3つの指標で所有物件をいくらで売却できるか確認する
不動産価格が上昇したこともあり、私の周辺でも、物件売却を検討している人が増えています。
売却の際に忘れてはいけないのが「売却したい価格 ≠ 売却できる価格」だということです。
今日は、事前に売却できる価格を検討する方法についてです。
売却できる価格
売却できる価格を検討する際も不動産投資指標を利用します。
1.収益還元法
2.積算価格法
3.相場的価格法
聞いたことのある指標ばかりだと思います。
3つとも、投資に見合う物件か判断するのに利用する指標です。
投資物件は、一部物件を除いて、売る相手も投資目的で購入する人です。住宅用のように「少し高いけど素敵だから買おう」とはなりません。
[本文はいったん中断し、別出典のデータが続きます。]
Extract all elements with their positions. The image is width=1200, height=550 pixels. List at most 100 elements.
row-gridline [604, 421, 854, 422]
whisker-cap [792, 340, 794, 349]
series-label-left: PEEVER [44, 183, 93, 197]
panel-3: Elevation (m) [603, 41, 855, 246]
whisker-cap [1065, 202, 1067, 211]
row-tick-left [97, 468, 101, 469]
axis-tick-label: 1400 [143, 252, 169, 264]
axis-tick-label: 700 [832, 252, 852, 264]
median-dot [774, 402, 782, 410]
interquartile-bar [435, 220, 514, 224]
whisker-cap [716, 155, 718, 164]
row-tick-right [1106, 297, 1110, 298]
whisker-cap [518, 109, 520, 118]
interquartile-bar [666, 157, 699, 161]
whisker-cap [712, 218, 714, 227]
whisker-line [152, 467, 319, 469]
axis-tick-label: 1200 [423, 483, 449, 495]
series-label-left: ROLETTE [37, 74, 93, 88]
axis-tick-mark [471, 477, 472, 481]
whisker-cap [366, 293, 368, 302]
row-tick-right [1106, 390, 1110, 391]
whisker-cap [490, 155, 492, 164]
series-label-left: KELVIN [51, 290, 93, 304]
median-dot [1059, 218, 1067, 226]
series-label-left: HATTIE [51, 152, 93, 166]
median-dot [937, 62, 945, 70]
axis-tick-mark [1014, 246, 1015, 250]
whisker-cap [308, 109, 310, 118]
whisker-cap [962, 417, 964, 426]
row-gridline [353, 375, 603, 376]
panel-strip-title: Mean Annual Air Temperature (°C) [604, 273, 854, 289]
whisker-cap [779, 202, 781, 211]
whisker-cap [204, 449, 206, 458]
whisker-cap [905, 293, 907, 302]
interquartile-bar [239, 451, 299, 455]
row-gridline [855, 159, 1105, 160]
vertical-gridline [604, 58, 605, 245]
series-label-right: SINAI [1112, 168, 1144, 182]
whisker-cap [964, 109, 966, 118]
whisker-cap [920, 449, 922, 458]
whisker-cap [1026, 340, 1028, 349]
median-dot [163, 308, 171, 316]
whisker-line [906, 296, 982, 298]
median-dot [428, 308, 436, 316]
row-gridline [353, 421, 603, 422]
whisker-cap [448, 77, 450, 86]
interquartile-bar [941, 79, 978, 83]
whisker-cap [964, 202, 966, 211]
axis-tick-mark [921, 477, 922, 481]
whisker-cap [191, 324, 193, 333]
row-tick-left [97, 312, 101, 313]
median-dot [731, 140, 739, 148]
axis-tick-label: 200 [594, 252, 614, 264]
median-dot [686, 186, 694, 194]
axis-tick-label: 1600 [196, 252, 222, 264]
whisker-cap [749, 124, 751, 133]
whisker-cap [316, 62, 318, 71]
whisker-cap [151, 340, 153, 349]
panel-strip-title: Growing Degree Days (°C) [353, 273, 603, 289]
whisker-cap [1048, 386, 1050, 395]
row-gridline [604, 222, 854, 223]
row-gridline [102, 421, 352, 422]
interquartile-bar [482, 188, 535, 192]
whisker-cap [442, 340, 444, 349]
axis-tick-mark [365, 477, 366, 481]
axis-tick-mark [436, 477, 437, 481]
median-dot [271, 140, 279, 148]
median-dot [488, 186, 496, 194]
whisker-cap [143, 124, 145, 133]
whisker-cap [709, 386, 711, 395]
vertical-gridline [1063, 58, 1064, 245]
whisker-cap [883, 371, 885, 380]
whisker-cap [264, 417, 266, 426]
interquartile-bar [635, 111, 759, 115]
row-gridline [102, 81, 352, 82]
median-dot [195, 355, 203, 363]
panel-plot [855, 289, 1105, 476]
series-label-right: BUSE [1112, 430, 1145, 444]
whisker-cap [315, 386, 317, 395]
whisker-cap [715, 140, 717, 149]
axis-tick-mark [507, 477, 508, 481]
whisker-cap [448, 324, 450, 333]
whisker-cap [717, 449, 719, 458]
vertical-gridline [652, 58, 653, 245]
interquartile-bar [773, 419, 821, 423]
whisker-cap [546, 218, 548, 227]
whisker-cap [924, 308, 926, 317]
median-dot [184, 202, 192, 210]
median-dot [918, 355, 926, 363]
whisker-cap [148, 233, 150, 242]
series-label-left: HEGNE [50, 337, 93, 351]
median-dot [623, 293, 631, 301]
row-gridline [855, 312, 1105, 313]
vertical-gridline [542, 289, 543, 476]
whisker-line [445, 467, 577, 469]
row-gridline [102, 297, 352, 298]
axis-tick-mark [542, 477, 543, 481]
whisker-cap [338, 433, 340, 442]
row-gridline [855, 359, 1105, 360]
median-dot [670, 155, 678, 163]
売却相手も、不動産投資指標を使って、割高か、割安かを判断して購入を決定します。
つまり、売却時にも不動産投資指標を使って、売却できる価格(相手が割安に感じる)を検討できるということです。
それでは、3つの指標の利用方法を確認します。
3つの指標を利用する
3つの指標の利用方法と計算方法をまとめました。
それでは具体的な手順についてです。
3つの指標を利用する手順
▼手順1:物件種類によって利用する指標を決定
■1棟物⇒収益還元法と積算価格法
■区分所有⇒収益還元法と相場的価格法
1棟物は、相場的価格法は類似物件を複数探すのが難しいため利用しません。
区分所有は、積算価格を購入時に利用する投資家は多くないため利用しません。
▼手順2:2つの指標を計算
上の表の計算式で計算を行います。
▼手順3:2つの指標を比較
2つの計算結果は多くの場合、乖離する金額になります。
乖離のある時は、収益還元法を優先して、
■収益還元法 < 積算価格・相場的価格:収益還元法より高い金額で売却できる可能性あり
■収益還元法 > 積算価格・相場的価格:収益還元法より低い金額が妥当な価格の可能性あり
と判断します。
1年に1回の確認は必須
推定の売却価格シミュレーションは、本格的に売却を検討する時だけではなく、1年に1回程度行うことをお勧めします。
理由は、不動産投資の弱点の1つである、流動性の低さ(現金化しずらい)を少しでも補うためです。
突発的な有事(社会的な、個人的な)が発生した場合、現金化しずらい点は大きなリスクになります。このような際も、「○○円ならば売却できる可能性が高い」ということを知っていることで焦らず対応できます。
不動産を市場より安く購入できるケースの多くは、現金化を急ぐ人からの購入です。逆に言えば、現金化を急がなくてはならない時に買いたたかれる可能性があるということです。
日頃から、売却できる価格を知っておくことで、不利な状況を少しでも防ぐことができます。また、自分の資産状況(B/S)の把握にも役立ちます。
ご参考にしていただき、定期的に売却できる価格を確認するきっかけにしていただければと思います。